The viral genome encodes over two dozen proteins, including the proteases needed to process the proteins, and an RNA polymerase to copy the RNA genome.
Some of the SARS CoV-2 proteins have unknown functions.  For a description of some of the genes and their functions, click [ here ](https://www.nytimes.com/interactive/2020/04/03/science/coronavirus-genome-bad-news-wrapped-in-protein.html?searchResultPosition=9).

We will look at the gene for the spike protein, which is the 34th feature.  Run the following code cell:


In [6]:
print(seq_record.features[34])

type: CDS
location: [21562:25384](+)
qualifiers:
    Key: codon_start, Value: ['1']
    Key: db_xref, Value: ['GeneID:43740568']
    Key: gene, Value: ['S']
    Key: gene_synonym, Value: ['spike glycoprotein']
    Key: locus_tag, Value: ['GU280_gp02']
    Key: note, Value: ['structural protein; spike protein']
    Key: product, Value: ['surface glycoprotein']
    Key: protein_id, Value: ['YP_009724390.1']
    Key: translation, Value: ['MFVFLVLLPLVSSQCVNLTTRTQLPPAYTNSFTRGVYYPDKVFRSSVLHSTQDLFLPFFSNVTWFHAIHVSGTNGTKRFDNPVLPFNDGVYFASTEKSNIIRGWIFGTTLDSKTQSLLIVNNATNVVIKVCEFQFCNDPFLGVYYHKNNKSWMESEFRVYSSANNCTFEYVSQPFLMDLEGKQGNFKNLREFVFKNIDGYFKIYSKHTPINLVRDLPQGFSALEPLVDLPIGINITRFQTLLALHRSYLTPGDSSSGWTAGAAAYYVGYLQPRTFLLKYNENGTITDAVDCALDPLSETKCTLKSFTVEKGIYQTSNFRVQPTESIVRFPNITNLCPFGEVFNATRFASVYAWNRKRISNCVADYSVLYNSASFSTFKCYGVSPTKLNDLCFTNVYADSFVIRGDEVRQIAPGQTGKIADYNYKLPDDFTGCVIAWNSNNLDSKVGGNYNYLYRLFRKSNLKPFERDISTEIYQAGSTPCNGVEGFNCYFPLQSYGFQPTNGVGYQPYRVVVLSFELLHAPATVCGPKKSTNLVKNKCVNFNFNGLTGTGVLTESNKKFL

A spike protein binds with two others to form a trimer, which projects out from the surface of the virus.  When you see a picture or drawing of the virus that resembles a medieval mace, those are the spike protein trimers sticking out.  In electron micrographs the spike proteins form a hazy layer, or corona, surrounding the spherical virus.  The trimer can bind with a protein, **ACE2**, on the surface of lung cells.  This binding is specific for **ACE2**, which is why SARS CoV-2 attacks lung cells, but not others.  The gene is 3822 nucleotides in length.
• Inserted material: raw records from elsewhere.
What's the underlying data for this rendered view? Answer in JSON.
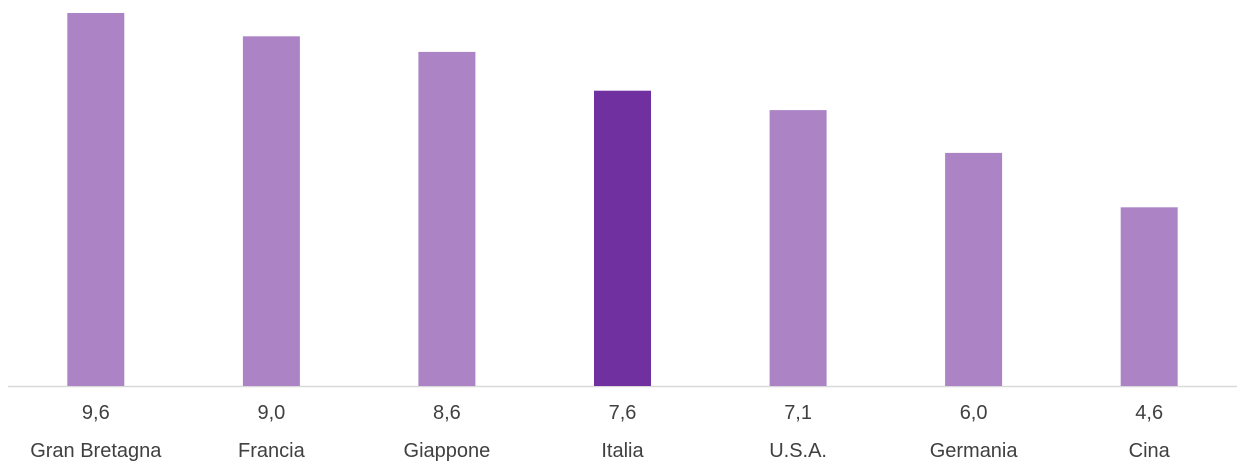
{
  "chart_data": {
    "type": "bar",
    "title": "",
    "xlabel": "",
    "ylabel": "",
    "categories": [
      "Gran Bretagna",
      "Francia",
      "Giappone",
      "Italia",
      "U.S.A.",
      "Germania",
      "Cina"
    ],
    "values": [
      9.6,
      9.0,
      8.6,
      7.6,
      7.1,
      6.0,
      4.6
    ],
    "value_labels": [
      "9,6",
      "9,0",
      "8,6",
      "7,6",
      "7,1",
      "6,0",
      "4,6"
    ],
    "ylim": [
      0,
      9.6
    ],
    "grid": false,
    "legend": "none",
    "colors": {
      "bar": "#ac84c6",
      "highlight": "#7030a0",
      "axis": "#d9d9d9",
      "text": "#404040"
    },
    "highlight_category": "Italia"
  }
}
You can see that the spike protein is called a *glycoprotein*.  Proteins that are extracellular, or outside of cells, are usually coated with glycans (carbohydrates).  The glycans are thought to protect the proteins from being digested by extracellular protease enzymes.  (Recall from earlier in the semester that the A and B blood type antigens are different carbohydrates attached to the H substance.)
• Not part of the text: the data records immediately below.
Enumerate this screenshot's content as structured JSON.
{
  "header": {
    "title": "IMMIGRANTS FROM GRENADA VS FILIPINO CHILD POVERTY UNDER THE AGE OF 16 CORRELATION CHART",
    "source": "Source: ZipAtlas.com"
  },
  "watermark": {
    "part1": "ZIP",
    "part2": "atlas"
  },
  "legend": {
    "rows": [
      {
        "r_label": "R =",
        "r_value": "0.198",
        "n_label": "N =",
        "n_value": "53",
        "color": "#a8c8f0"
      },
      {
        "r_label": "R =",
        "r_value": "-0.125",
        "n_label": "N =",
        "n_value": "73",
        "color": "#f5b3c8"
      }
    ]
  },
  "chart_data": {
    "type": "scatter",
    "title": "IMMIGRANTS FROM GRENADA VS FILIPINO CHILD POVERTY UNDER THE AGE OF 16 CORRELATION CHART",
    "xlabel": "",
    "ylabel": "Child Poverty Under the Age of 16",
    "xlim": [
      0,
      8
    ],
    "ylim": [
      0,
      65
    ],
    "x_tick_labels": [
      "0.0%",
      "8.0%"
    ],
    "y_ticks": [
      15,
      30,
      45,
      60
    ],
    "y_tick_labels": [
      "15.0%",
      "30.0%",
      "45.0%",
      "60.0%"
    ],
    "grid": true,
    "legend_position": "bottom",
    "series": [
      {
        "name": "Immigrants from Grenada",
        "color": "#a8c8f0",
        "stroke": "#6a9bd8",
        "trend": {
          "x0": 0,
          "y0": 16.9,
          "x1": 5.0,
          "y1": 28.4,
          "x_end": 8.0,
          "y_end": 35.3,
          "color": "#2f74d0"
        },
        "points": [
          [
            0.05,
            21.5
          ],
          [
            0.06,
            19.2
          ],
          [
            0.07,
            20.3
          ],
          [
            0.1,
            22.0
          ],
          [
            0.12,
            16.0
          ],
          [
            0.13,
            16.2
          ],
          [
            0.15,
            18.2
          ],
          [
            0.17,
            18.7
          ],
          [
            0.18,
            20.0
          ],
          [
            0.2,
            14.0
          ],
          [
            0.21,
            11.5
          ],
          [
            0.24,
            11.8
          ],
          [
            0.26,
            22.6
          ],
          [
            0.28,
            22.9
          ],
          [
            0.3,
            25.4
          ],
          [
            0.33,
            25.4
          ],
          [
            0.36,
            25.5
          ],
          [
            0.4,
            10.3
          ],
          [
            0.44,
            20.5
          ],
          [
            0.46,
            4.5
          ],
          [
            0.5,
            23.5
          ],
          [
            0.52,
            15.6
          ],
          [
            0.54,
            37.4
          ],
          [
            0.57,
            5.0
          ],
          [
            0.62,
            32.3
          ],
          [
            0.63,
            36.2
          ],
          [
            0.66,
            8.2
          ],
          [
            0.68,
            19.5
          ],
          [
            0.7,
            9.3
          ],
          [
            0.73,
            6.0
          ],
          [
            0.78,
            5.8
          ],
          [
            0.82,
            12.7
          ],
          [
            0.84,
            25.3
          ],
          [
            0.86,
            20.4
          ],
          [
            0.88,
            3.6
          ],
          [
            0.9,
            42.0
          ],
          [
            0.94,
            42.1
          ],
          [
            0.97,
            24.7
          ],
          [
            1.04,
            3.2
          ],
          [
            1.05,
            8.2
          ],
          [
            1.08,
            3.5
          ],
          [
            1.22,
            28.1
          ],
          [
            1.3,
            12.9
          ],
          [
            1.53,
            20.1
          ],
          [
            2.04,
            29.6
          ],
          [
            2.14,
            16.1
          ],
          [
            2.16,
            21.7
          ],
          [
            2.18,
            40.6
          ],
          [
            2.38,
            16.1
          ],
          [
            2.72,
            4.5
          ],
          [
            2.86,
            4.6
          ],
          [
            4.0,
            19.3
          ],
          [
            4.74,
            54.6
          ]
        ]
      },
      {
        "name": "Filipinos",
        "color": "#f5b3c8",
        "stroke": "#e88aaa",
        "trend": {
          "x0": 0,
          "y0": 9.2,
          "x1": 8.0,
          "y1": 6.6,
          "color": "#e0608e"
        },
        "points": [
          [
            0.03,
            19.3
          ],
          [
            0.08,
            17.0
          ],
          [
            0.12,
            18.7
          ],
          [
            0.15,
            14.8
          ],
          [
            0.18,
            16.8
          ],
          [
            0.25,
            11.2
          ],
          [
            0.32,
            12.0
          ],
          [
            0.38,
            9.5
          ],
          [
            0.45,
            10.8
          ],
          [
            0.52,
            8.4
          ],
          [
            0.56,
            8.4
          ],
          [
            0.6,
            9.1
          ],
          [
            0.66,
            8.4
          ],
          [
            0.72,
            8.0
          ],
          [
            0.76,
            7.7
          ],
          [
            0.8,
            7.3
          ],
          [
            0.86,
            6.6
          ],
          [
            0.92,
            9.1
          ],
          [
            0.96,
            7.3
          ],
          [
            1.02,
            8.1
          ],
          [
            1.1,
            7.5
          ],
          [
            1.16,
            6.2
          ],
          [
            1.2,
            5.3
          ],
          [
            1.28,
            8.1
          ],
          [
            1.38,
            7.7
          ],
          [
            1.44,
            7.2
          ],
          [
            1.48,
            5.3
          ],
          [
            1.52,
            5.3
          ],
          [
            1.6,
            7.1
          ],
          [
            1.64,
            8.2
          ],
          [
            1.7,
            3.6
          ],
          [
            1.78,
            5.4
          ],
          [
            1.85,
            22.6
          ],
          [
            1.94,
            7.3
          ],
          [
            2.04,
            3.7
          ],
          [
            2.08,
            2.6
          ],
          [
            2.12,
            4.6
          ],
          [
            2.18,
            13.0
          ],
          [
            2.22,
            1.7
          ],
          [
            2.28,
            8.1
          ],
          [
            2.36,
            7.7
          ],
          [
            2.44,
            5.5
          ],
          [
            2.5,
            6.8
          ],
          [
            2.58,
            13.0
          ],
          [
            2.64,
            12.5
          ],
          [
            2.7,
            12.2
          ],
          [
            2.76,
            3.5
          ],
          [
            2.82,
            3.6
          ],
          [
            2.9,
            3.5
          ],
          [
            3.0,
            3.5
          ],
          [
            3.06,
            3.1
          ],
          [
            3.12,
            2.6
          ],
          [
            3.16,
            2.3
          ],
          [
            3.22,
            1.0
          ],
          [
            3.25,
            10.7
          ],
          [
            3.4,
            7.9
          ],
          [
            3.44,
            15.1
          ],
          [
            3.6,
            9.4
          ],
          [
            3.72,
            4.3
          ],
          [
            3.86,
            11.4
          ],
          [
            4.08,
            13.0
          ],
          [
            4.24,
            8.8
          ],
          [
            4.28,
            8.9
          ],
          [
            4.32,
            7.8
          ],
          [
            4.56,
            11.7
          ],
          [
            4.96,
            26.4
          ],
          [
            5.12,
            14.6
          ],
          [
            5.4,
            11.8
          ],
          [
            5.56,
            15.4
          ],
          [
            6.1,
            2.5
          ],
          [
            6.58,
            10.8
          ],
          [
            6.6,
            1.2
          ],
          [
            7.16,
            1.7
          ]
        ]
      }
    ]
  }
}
Run the following code cell.  It will make a simple map of the spike protein gene on the SARS CoV-2 genome, which will appear in your Downloads folder.  Click on the file to see the map.

In [7]:
gd_diagram = GenomeDiagram.Diagram("SARS CoV-2 genome")
gd_track_for_features = gd_diagram.new_track(1, name="Annotated Features")
gd_feature_set = gd_track_for_features.new_set()
gd_feature_set.add_feature(seq_record.features[34], color=colors.lightblue, label=True)
gd_diagram.draw(
    format="linear",
    orientation="landscape",
    pagesize="A4",
    fragments=1,
    start=0,
    end=len(seq_record),
)

with open('gd_diagram', 'w') as f:
    gd_diagram.write("SARS-CoV-2.pdf", "PDF")
files.download("SARS-CoV-2.pdf")

<IPython.core.display.Javascript object>

<IPython.core.display.Javascript object>

The light blue rectangle shows the location of the spike gene.  It is near the 3' end of the genome, consistent with its address of 21562 - 25384.
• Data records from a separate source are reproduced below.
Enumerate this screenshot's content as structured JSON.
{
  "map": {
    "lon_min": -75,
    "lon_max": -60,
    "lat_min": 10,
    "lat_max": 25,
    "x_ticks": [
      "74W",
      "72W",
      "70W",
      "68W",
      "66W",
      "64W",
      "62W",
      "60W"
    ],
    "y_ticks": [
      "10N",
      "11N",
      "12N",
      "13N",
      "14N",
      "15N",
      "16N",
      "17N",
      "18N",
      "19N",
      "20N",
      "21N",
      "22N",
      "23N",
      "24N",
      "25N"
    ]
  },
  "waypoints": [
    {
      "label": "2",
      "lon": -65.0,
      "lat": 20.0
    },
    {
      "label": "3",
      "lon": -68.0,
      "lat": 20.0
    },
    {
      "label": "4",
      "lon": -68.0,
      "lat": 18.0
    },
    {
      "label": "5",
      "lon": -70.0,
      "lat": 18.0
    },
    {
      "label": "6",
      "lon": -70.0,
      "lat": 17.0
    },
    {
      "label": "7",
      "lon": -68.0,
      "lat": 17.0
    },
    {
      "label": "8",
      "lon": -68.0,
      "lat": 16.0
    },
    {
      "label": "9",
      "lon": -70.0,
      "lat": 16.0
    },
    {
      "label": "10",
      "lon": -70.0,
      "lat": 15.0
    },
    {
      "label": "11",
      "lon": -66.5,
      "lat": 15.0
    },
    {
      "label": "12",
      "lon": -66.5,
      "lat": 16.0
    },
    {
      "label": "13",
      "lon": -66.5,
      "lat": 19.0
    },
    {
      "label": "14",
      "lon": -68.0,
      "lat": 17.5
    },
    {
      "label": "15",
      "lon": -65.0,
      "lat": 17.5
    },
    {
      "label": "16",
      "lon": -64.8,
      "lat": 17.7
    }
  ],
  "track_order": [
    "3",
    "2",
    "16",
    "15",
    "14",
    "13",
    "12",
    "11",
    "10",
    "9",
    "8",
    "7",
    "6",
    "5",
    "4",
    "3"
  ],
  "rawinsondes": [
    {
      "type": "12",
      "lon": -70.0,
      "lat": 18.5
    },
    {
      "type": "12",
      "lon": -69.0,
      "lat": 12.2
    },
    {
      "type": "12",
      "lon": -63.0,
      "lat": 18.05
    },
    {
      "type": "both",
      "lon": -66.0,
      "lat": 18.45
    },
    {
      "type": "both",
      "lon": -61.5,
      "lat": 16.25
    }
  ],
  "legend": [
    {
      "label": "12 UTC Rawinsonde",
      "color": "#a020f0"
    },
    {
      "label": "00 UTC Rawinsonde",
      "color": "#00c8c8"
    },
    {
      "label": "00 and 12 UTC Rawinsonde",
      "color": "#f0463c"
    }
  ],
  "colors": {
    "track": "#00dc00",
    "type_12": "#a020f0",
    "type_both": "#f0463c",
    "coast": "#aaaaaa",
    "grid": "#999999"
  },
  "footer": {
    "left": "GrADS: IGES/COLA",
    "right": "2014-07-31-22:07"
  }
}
You can see a structural model of the spike trimer at [PDB](https://www.rcsb.org/structure/6ZB5).  The PDB (protein data base) is a repository for protein structures, determined experimentally by X-ray crystallography or cryo-electron microscopy.  Recently a computer program called AlphaFold has been predicting structures successfully.  In the lower left, click on *3D View: Structure*.  The protein you see comprises the three copies of the S protein, each in a different color.  If you have studied a little biochemistry, you will recognize two types of secondary structure, the alpha helix and the beta sheet.  The blue boxes dangling off the protein are the glycans.  You can rotate the structure by mousing over it, and see that it actually does have the shape of a spike.